'Artists have a place' says 'B.C.' cartoonist Mastroianni
From a school boy’s sketchbooks to syndication in newspapers internationally and a possible Netflix deal, Mason Mastroianni has spent his life pursuing art.
On Thursday, the current cartoonist behind the comic strips “B.C.” and “The Wizard of Id” made his second visit to Piedmont Technical College. The college’s visiting artist lecture series brings in working artists to speak with students. Hosted by the commercial arts department Director Kendall Adams and professor and fellow cartoonist Mike Beckom, the session attracted dozens of curious students.
“I really think it will be beneficial to them in the long run,” Adams said. “The things he mentioned — never being afraid to fail, capitalizing on your failures, that kind of thing — we tell our students that all the time.”
Mastroianni is the grandson of “B.C.” and “The Wizard of Id” creator Johnny Hart, and when his grandfather died in 2007 he took over the strips alongside his brother, mother, aunt and grandmother.
But he started on scrap paper and notebooks as a child. He showed the students pictures of the first mural he painted with his best friend in his young school days, and his self-painted car as a young man.
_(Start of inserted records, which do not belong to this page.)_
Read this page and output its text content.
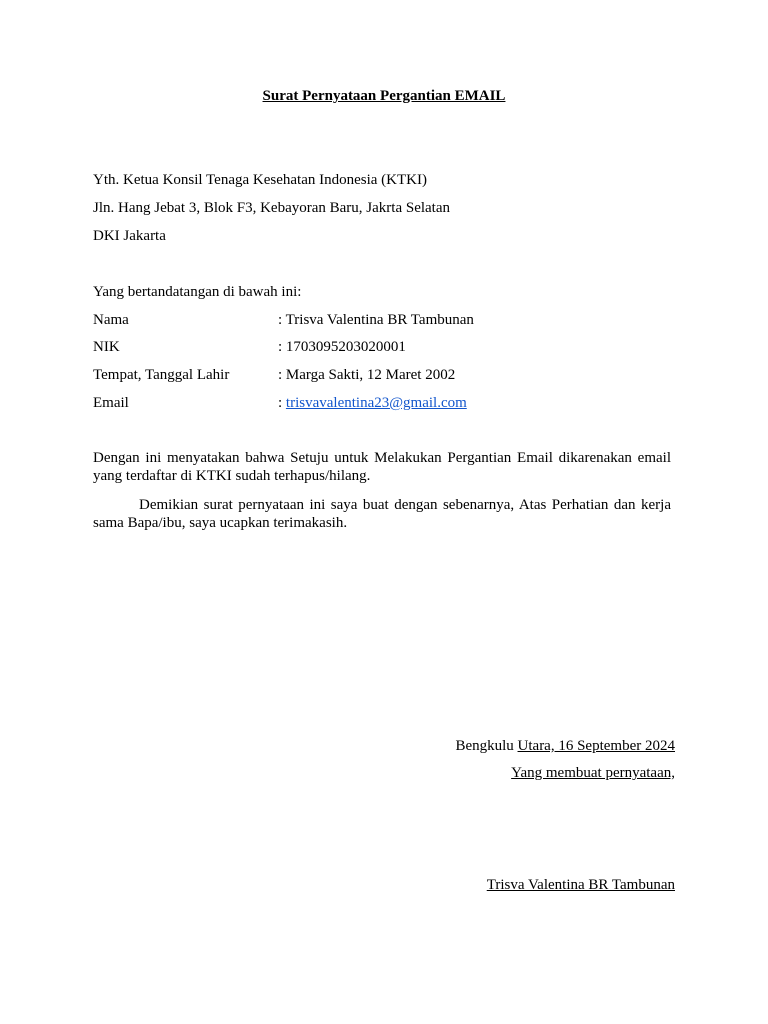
Surat Pernyataan Pergantian EMAIL
Yth. Ketua Konsil Tenaga Kesehatan Indonesia (KTKI)
Jln. Hang Jebat 3, Blok F3, Kebayoran Baru, Jakrta Selatan
DKI Jakarta
Yang bertandatangan di bawah ini:
Nama	: Trisva Valentina BR Tambunan
NIK	: 1703095203020001
Tempat, Tanggal Lahir	: Marga Sakti, 12 Maret 2002
Email	: trisvavalentina23@gmail.com
Dengan ini menyatakan bahwa Setuju untuk Melakukan Pergantian Email dikarenakan email yang terdaftar di KTKI sudah terhapus/hilang.
Demikian surat pernyataan ini saya buat dengan sebenarnya, Atas Perhatian dan kerja sama Bapa/ibu, saya ucapkan terimakasih.
Bengkulu Utara, 16 September 2024
Yang membuat pernyataan,
Trisva Valentina BR Tambunan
His early sketches and figure drawings garnered attention, with some works winning awards.
“I remember not really caring about the awards, but caring a lot about the money that came with them,” he said with a laugh.
He attended a design and arts school, seeking out 3D rendering jobs for films and TV shows. He once found work through a disagreement with another artist who thought he had stolen a design from her; they ended up becoming friends.
After a few jobs doing art for animated shows, in 2007 his grandfather’s sudden death prompted a shift in his career. He said he wanted to be a steward of his grandfather’s work, so he returned to the family business and after a few weeks’ hiatus, continued Hart’s strips.
The early days of taking over the strips were a challenge in modernizing the style and trying to maintain consistency readers had come to expect. He received hate mail over a few gags readers found unseemly, and there was a lot of on-the-job learning.
He strives to take the strip past its newsprint roots.
“It’s no secret newspapers aren’t the way of the future,” he said. “I resisted drawing digitally for years, because I didn’t think I was as good at it.”
He started doing comics for local charities and artwork for nonprofits. He even took a shot at designing NFT’s during the cryptocurrency boom, which as fun even if the family didn’t make any money from it.
Now he draws often on an iPad Pro, using a software called Procreate. He said he feels he can be more imaginative when drawing digitally, and showed some of the work he practiced digital art with. Enormous mechanical spiders crawled along dusty desert landscapes, moonlight-drenched castle towers stood shrouded by mist and even the wizard from “Wizard of Id” plunged the ocean’s depths to confront a monstrous eel in one drawing.
Even AI has a place in his artistic process: Programs like ChatGPT provide a platform to type out ideas and have a dialogue with an AI. He can pitch comic ideas and get responses — he treats the AI like a team of novice writers. The ideas the program spits out are mostly terrible, but they’re great fodder for generating his own ideas.
“Making art, I see it sort of like going to the gym,” he said. “Do it. Just keep on doing it until you want to do it.”
He’s even had the chance to pitch “Wizard of Id” as a streaming animated series, and worked with his family in their Upstate New York studio home to develop a 10-episode series as a dark, adult comedy.
He shared that he’s had countless failures along the way — ideas that petered out or never caught traction. It’s essential to overcome the fear of failure and step past that discomfort, he said, and to take jobs that you’re unsure about.
“Artists have a place,” he said. “It may not be a perfect place ... but something will come.”